See all commands with:

together fine-tuning --help

Create

To start a new fine-tune job:

together fine-tuning create --training-file <FILE-ID> -m <MODEL>

Other arguments:

  • --training-file,-t (string, required) -- Specifies a training file with the file-id of a previously uploaded file (See Files).
  • --model,-m (string, optional) -- Specifies the base model to fine-tune. Default: togethercomputer/RedPajama-INCITE-7B-Chat.
  • --suffix,-s (string, optional) -- Up to 40 characters that will be added to your fine-tuned model name.
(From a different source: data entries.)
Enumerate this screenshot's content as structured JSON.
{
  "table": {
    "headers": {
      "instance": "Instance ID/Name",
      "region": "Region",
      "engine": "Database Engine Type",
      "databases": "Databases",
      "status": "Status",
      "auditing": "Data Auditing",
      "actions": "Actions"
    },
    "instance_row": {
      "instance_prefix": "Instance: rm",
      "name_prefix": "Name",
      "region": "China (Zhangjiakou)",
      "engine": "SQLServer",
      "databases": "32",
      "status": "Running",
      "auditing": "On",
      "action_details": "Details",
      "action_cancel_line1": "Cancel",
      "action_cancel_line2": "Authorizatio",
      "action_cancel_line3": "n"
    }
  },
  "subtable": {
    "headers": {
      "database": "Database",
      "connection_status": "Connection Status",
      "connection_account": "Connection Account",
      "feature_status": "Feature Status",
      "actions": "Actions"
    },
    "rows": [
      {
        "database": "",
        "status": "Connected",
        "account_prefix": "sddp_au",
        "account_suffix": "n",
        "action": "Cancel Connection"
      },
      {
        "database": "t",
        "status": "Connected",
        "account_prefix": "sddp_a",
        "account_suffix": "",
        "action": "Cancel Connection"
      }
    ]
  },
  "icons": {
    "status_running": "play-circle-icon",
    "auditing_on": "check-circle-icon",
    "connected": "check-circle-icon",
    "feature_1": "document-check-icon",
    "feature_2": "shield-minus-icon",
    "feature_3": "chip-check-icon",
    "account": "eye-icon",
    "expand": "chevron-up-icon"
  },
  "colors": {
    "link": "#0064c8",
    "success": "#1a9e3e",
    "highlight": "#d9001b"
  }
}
It is recommended to add this to differentiate fine-tuned models. Default: None.
  • --n-epochs, -ne (integer, optional) -- Number of epochs to fine-tune on the dataset. Default: 4, Min: 1, Max: 20.
  • --n-checkpoints, -c (integer, optional) -- The number of checkpoints to save during training. Default: 1 One checkpoint is always saved on the last epoch for the trained model. The number of checkpoints must be larger than 0, and equal to or less than the number of epochs (1 <= n-checkpoints <= n-epochs). If a larger number is given, the number of epochs will be used for the number of checkpoints.
  • --batch-size,-b (integer, optional) -- The batch size to use for each training iteration. The batch size is the number of training samples/examples used in a batch. See the model page for min and max batch sizes for each model.
  • --learning-rate, -lr (float optional) -- The learning rate multiplier to use for training. Default: 0.00001, Min: 0.00000001, Max: 0.01
  • --wandb-api-key (string, optional) -- Your own Weights & Biases API key. If you provide the key, you can monitor your job progress on your Weights & Biases page. If not set WANDB_API_KEY environment variable is used.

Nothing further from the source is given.